That's not to say you can't make an invisible joint with the arc though.
Just not anything that's sub 2mm.
Secondhand AC stick welders are even cheaper but that is because they are useless.

Whilst I have access to big, 3-phase EASB MIG and DC Arc welders if I need them, the 140A buzz box I bought for £30 (for the £150 worth of high nickel content rods which came free with it) is generally sufficient for my needs to occasionally fabricate brackets, stands and the like.

So I would very much challenge that they're useless!

The old AC only units have their place but if the user doesn't understand the limitations, they will be endlessly frustrating to operate.

The biggest limitation is that AC Arc welding requires more control and finesse from the operator to actually start and maintain the arc, which is broadly incompatible with their position in the market as bargain basement entry level machines.

The reduced penetration compared to DC has to be considered too, but can be mitigated by appropriate joint design and prep, it's also occasionally a benefit (say when welding dissimilar thickness materials).

Overall the Oil filled AC units are pretty good for someone who welds infrequently and can't justify a lot of expense on a welder, but needs a machine to weld thick plates or do anything else which requires sustained periods of welding to deposit a lot of material.

The "Buzz-Box" air cooled types have pathetic duty cycles, but if you need to make short welds, and use it once in a blue moon they're fine for the price, I wouldn't want to spend much over £50 for one in good nick though.
heimlaga is not quite correct to say second hand ac stick welders are useless, if you can find one with open circuit voltage of 80v or 100v they are ok
To give an idea, a boilermaker who recently did some work for me used and an ancient 180A gas-less MIG. You may be aware that boilermakers especially having been approved with X-Ray are the cream of welders.Getting the current spot-on is a great part of good welding however penetration and width of weld are what gives the strength.

MIG users more so than stick welders use one (gloved) hand to support the other. Looking at how the molten metal is running and not rushing ahead is crucial.

A well fitting helmet (maybe electronic) can cut out one of the nuisance aspects of welding.

Try not to inhale the fumes.

Stick welding definitely has its place and it is not a poor welding method whether in ac or dc. That same (tradesman) welder of whom I spoke , has had a lifetime of expertise on pipelines etc.

For stick welding he uses a unit about the size of two fists. That took me aback...really?...what cycling?...'continuous' he!!

My portable stick welder is driven (ac/dc ) by a Fordson tractor engine!

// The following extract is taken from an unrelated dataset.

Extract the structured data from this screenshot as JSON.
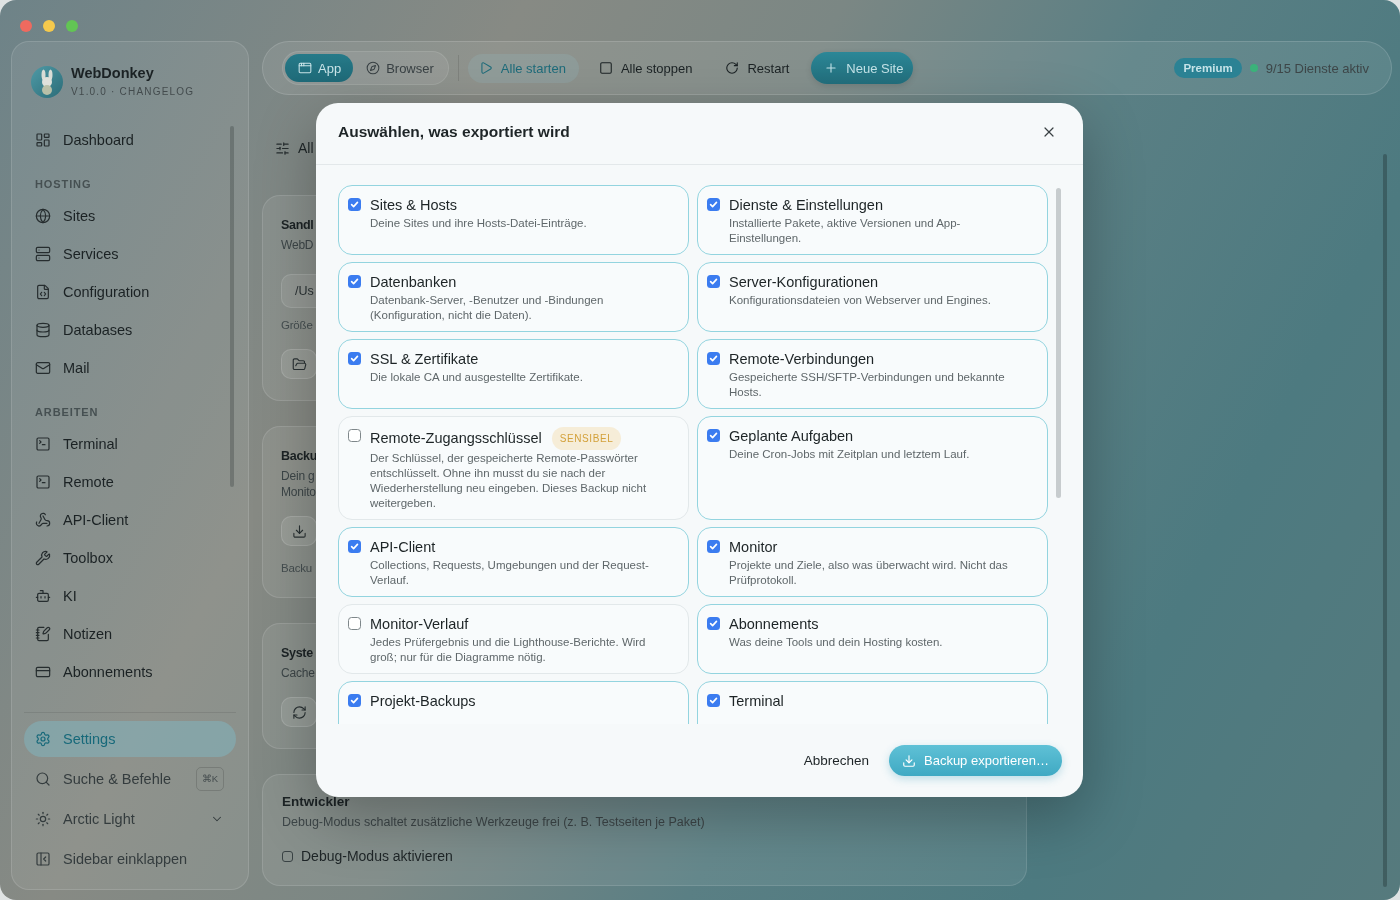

Lumpy welds are likely to be weak. My suggestion is as one comment said...practice, practice,practice (each day) on the channel in a piece of angle relax, steady hand, control breathing to 'normal'. Look for examples of excellent welding and listen to 'how'...and by the way the welding 'sound' tells how well you are going....or perhaps do a welding course at Tech...there may be a short term course...or pay a welder to teach you.
Also try vertical and overhead for a challenge, remember not all jobs can be turned over easily.
I cut my teeth on a big old oil filled Oxford stick welder and once mastered it could lay some very decent welds, providing the joint was preped and the rods dry, Stubbs rods were one of my favourites as the slag came away nicely to reveal a sound weld and it was always fun doing vertical up welds, as you said not everything can be positioned to suit the welder.